Chainsaw Man – Le Film : L’arc de Reze
2025
Tatsuya Yoshihara
Nous y voilà, il n’y avait qu’une saison de 12 épisodes courts à rattraper avant de pouvoir voir ce film, particulièrement acclamé à sa sortie et dont le succès force le respect : plus de 170 M$ dans le monde, ce qui est colossal dans le genre. Le film prend la suite de la série, adaptant les chapitres 38 à 52 du manga, ce qui au passage fait froid dans le dos. En quatre ans, six tomes auront donc été adaptés, ce qui ne représente que un an de publication. Autrement dit, tous les quatre ans l’anime prend trois ans de retard, sachant que le manga est toujours en publication, et même s’il s’arrêtait maintenant, sachant que aucun autre film n’est prévu dans un avenir proche et que la seconde saison ne sortira pas avant 2027, il faudrait au bas mot 2040 pour rattraper le retard actuel. Autant dire qu’à moins d’une accélération drastique dans le calendrier, plusieurs générations vont passer avant d’en voir le bout, à condition que la popularité ne désemplisse pas sur des dizaines d’années.

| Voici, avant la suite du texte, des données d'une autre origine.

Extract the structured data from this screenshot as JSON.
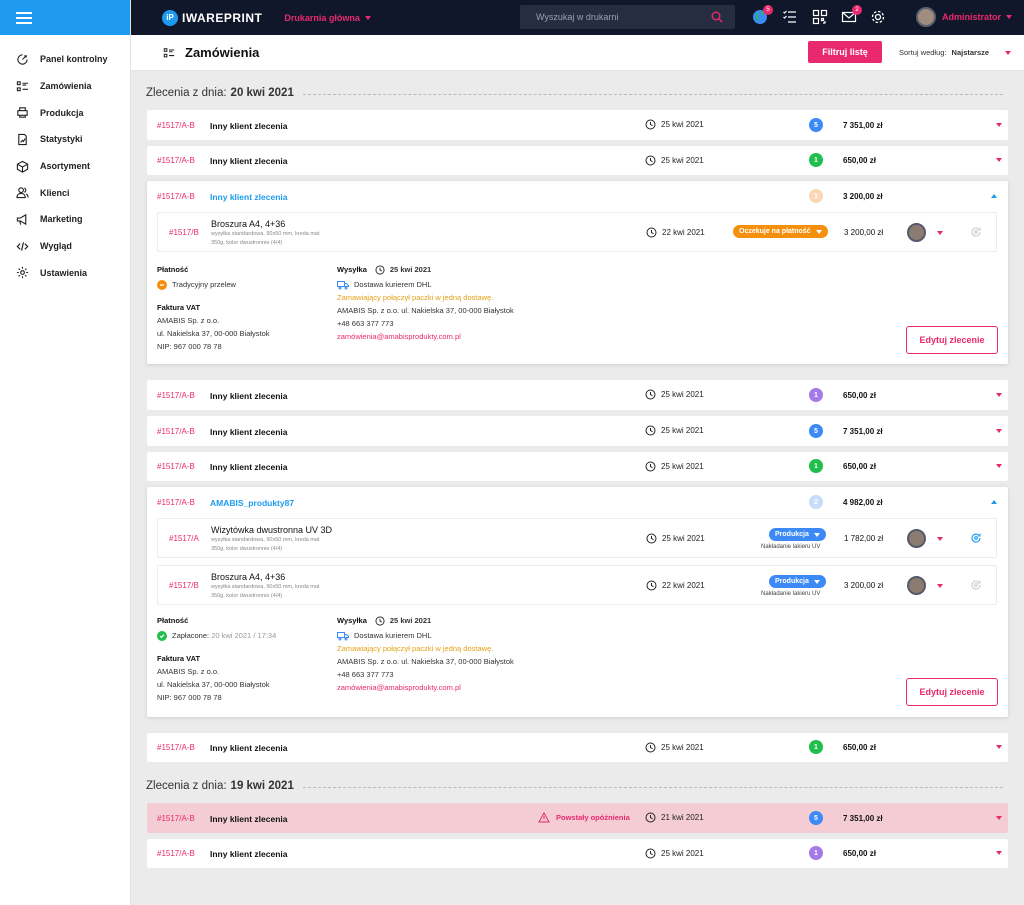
{
  "app": {
    "brand": "IWAREPRINT",
    "brand_mark": "iP",
    "printshop": "Drukarnia główna",
    "search_placeholder": "Wyszukaj w drukarni",
    "globe_badge": "5",
    "mail_badge": "2",
    "user": "Administrator"
  },
  "sidebar": {
    "items": [
      {
        "label": "Panel kontrolny",
        "icon": "dashboard-icon"
      },
      {
        "label": "Zamówienia",
        "icon": "orders-icon"
      },
      {
        "label": "Produkcja",
        "icon": "production-icon"
      },
      {
        "label": "Statystyki",
        "icon": "stats-icon"
      },
      {
        "label": "Asortyment",
        "icon": "box-icon"
      },
      {
        "label": "Klienci",
        "icon": "users-icon"
      },
      {
        "label": "Marketing",
        "icon": "megaphone-icon"
      },
      {
        "label": "Wygląd",
        "icon": "code-icon"
      },
      {
        "label": "Ustawienia",
        "icon": "gear-icon"
      }
    ]
  },
  "header": {
    "title": "Zamówienia",
    "filter_button": "Filtruj listę",
    "sort_label": "Sortuj według:",
    "sort_value": "Najstarsze"
  },
  "groups": [
    {
      "prefix": "Zlecenia z dnia:",
      "date": "20 kwi 2021"
    },
    {
      "prefix": "Zlecenia z dnia:",
      "date": "19 kwi 2021"
    }
  ],
  "orders": [
    {
      "id": "#1517/A-B",
      "client": "Inny klient zlecenia",
      "date": "25 kwi 2021",
      "count": "5",
      "count_color": "#3d8af7",
      "amount": "7 351,00 zł"
    },
    {
      "id": "#1517/A-B",
      "client": "Inny klient zlecenia",
      "date": "25 kwi 2021",
      "count": "1",
      "count_color": "#1fbf4c",
      "amount": "650,00 zł"
    },
    {
      "id": "#1517/A-B",
      "client": "Inny klient zlecenia",
      "count": "1",
      "count_color": "#fbd7b7",
      "amount": "3 200,00 zł",
      "items": [
        {
          "id": "#1517/B",
          "name": "Broszura A4, 4+36",
          "spec1": "wysyłka standardowa, 90x50 mm, kreda mat",
          "spec2": "350g, kolor dwustronnie (4/4)",
          "date": "22 kwi 2021",
          "status": "Oczekuje na płatność",
          "status_color": "#f5900f",
          "status_sub": "",
          "amount": "3 200,00 zł"
        }
      ],
      "payment": {
        "label": "Płatność",
        "method": "Tradycyjny przelew",
        "date": ""
      },
      "shipping": {
        "label": "Wysyłka",
        "date": "25 kwi 2021",
        "method": "Dostawa kurierem DHL",
        "note": "Zamawiający połączył paczki w jedną dostawę.",
        "address": "AMABIS Sp. z o.o. ul. Nakielska 37, 00-000 Białystok",
        "phone": "+48 663 377 773",
        "email": "zamówienia@amabisprodukty.com.pl"
      },
      "invoice": {
        "label": "Faktura VAT",
        "company": "AMABIS Sp. z o.o.",
        "street": "ul. Nakielska 37, 00-000 Białystok",
        "nip": "NIP: 967 000 78 78"
      },
      "edit_button": "Edytuj zlecenie"
    },
    {
      "id": "#1517/A-B",
      "client": "Inny klient zlecenia",
      "date": "25 kwi 2021",
      "count": "1",
      "count_color": "#a57ae6",
      "amount": "650,00 zł"
    },
    {
      "id": "#1517/A-B",
      "client": "Inny klient zlecenia",
      "date": "25 kwi 2021",
      "count": "5",
      "count_color": "#3d8af7",
      "amount": "7 351,00 zł"
    },
    {
      "id": "#1517/A-B",
      "client": "Inny klient zlecenia",
      "date": "25 kwi 2021",
      "count": "1",
      "count_color": "#1fbf4c",
      "amount": "650,00 zł"
    },
    {
      "id": "#1517/A-B",
      "client": "AMABIS_produkty87",
      "count": "2",
      "count_color": "#c8dcf7",
      "amount": "4 982,00 zł",
      "items": [
        {
          "id": "#1517/A",
          "name": "Wizytówka dwustronna UV 3D",
          "spec1": "wysyłka standardowa, 90x50 mm, kreda mat",
          "spec2": "350g, kolor dwustronnie (4/4)",
          "date": "25 kwi 2021",
          "status": "Produkcja",
          "status_color": "#3d8af7",
          "status_sub": "Nakładanie lakieru UV",
          "amount": "1 782,00 zł"
        },
        {
          "id": "#1517/B",
          "name": "Broszura A4, 4+36",
          "spec1": "wysyłka standardowa, 90x50 mm, kreda mat",
          "spec2": "350g, kolor dwustronnie (4/4)",
          "date": "22 kwi 2021",
          "status": "Produkcja",
          "status_color": "#3d8af7",
          "status_sub": "Nakładanie lakieru UV",
          "amount": "3 200,00 zł"
        }
      ],
      "payment": {
        "label": "Płatność",
        "method": "Zapłacone:",
        "date": "20 kwi 2021 / 17:34"
      },
      "shipping": {
        "label": "Wysyłka",
        "date": "25 kwi 2021",
        "method": "Dostawa kurierem DHL",
        "note": "Zamawiający połączył paczki w jedną dostawę.",
        "address": "AMABIS Sp. z o.o. ul. Nakielska 37, 00-000 Białystok",
        "phone": "+48 663 377 773",
        "email": "zamówienia@amabisprodukty.com.pl"
      },
      "invoice": {
        "label": "Faktura VAT",
        "company": "AMABIS Sp. z o.o.",
        "street": "ul. Nakielska 37, 00-000 Białystok",
        "nip": "NIP: 967 000 78 78"
      },
      "edit_button": "Edytuj zlecenie"
    },
    {
      "id": "#1517/A-B",
      "client": "Inny klient zlecenia",
      "date": "25 kwi 2021",
      "count": "1",
      "count_color": "#1fbf4c",
      "amount": "650,00 zł"
    },
    {
      "id": "#1517/A-B",
      "client": "Inny klient zlecenia",
      "date": "21 kwi 2021",
      "count": "5",
      "count_color": "#3d8af7",
      "amount": "7 351,00 zł",
      "warning": "Powstały opóźnienia"
    },
    {
      "id": "#1517/A-B",
      "client": "Inny klient zlecenia",
      "date": "25 kwi 2021",
      "count": "1",
      "count_color": "#a57ae6",
      "amount": "650,00 zł"
    }
  ],
  "colors": {
    "accent": "#e9296d",
    "brand_blue": "#1e9bf0",
    "topbar": "#10172b",
    "delayed_row": "#f4cdd4"
  }
}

Ah l’amour… Alors qu’il ne jurait que par Makima, sa patronne, Denji va rencontrer une jeune fille pétillante et très entreprenante : Reze. Un idylle aussi inattendu qu’éclatant, mais la prudence reste de mise. Les sbires du démon flingue cherchent toujours à s’emparer du cœur de Denji, et les rangs sont clairsemés chez la 4ème division depuis la dernière attaque.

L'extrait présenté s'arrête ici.